A SCADE Model Verification Method Based on B-Model Transformation

TL;DR

This paper introduces a formal verification framework that transforms SCADE models into B models, enabling more effective verification of abstract specifications in safety-critical systems, with improved defect detection and efficiency.

Contribution

It establishes a semantic equivalence transformation from SCADE to B models, addressing key technical challenges and enhancing verification capabilities for complex safety-critical system specifications.

Findings

Higher defect detection rate in B models

Improved verification efficiency in ProB environment

Effective verification of complex abstract specifications

Abstract

Due to the limitations of SCADE models in expressing and verifying abstract specifications in safety-critical systems, this study proposes a formal verification framework based on the B-Method. By establishing a semantic equivalence transformation mechanism from SCADE models to B models, a hierarchical mapping rule set is constructed, covering type systems, control flow structures, and state machines.
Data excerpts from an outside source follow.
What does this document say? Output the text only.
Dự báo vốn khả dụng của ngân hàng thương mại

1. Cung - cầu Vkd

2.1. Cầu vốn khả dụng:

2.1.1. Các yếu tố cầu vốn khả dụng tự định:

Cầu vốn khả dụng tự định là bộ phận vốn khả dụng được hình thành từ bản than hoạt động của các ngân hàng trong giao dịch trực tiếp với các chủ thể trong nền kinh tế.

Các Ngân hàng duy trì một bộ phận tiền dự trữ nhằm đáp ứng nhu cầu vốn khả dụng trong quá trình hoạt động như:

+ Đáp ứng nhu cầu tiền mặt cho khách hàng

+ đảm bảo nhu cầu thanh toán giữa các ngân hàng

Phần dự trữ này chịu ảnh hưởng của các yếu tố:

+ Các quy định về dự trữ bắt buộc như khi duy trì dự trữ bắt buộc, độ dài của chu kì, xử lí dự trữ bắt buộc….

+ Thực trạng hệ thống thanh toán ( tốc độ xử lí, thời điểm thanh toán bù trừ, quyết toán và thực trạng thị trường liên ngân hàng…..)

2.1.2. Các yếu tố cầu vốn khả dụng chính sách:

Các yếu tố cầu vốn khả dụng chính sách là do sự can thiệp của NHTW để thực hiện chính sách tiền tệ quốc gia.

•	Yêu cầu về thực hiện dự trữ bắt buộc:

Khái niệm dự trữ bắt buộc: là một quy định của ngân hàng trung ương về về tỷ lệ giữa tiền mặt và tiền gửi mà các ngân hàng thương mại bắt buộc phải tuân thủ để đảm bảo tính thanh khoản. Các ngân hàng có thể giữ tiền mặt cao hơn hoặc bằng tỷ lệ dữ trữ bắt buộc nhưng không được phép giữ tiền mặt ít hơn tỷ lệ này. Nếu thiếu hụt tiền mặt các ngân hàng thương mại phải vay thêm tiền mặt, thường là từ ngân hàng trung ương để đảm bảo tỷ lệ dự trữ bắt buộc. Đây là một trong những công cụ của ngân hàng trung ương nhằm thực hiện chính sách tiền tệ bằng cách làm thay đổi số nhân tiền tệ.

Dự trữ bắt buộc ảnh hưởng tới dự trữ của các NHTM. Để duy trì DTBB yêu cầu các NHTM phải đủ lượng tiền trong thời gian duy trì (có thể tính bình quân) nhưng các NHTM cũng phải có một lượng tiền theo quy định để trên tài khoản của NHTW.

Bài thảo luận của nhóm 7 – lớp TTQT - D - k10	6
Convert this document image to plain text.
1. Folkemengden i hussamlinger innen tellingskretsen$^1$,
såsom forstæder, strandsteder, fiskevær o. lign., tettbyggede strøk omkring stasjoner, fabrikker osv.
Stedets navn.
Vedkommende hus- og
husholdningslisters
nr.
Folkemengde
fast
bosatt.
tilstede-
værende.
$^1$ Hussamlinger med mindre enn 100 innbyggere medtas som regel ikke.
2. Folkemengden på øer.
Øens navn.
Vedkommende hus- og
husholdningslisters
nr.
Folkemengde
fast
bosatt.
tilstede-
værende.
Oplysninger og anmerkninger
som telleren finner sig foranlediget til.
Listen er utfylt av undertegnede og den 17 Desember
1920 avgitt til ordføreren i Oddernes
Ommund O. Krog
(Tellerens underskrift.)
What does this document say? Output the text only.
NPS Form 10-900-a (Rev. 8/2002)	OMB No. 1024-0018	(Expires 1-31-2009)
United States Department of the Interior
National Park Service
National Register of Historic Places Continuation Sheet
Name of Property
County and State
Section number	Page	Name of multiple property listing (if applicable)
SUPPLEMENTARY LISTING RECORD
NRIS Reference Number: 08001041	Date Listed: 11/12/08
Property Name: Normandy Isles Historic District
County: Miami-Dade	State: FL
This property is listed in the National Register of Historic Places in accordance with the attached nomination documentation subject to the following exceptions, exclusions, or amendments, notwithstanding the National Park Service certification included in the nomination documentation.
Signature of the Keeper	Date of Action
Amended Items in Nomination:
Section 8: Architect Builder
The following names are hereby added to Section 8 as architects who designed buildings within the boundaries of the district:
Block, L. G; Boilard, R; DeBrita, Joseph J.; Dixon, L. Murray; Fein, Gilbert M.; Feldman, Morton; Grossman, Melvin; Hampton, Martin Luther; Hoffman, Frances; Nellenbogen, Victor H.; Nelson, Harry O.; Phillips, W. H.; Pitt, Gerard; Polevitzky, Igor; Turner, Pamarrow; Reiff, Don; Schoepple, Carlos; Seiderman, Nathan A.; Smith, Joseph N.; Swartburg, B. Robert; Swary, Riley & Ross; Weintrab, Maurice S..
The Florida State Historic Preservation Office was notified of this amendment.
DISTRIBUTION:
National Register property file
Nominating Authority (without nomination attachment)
This effectively addresses key technical challenges such as loop-equivalent transformation proof for high-order operators and modeling of temporal logic storage structures. The proposed method innovatively leverages the abstraction capabilities of B-Method in set theory and first-order logic, overcoming the constraints of native verification tools of SCADE in complex specification descriptions. It successfully verifies abstract specifications that are difficult to model directly in SCADE. Experimental results show that the transformed B models achieve a higher defect detection rate and improved verification efficiency in the ProB verification environment compared to the native verifier of SCADE, significantly enhancing the formal verification capability of safety-critical systems. This study provides a cross-model verification paradigm for embedded control systems in avionics, rail transportation, and other domains, demonstrating substantial engineering application value.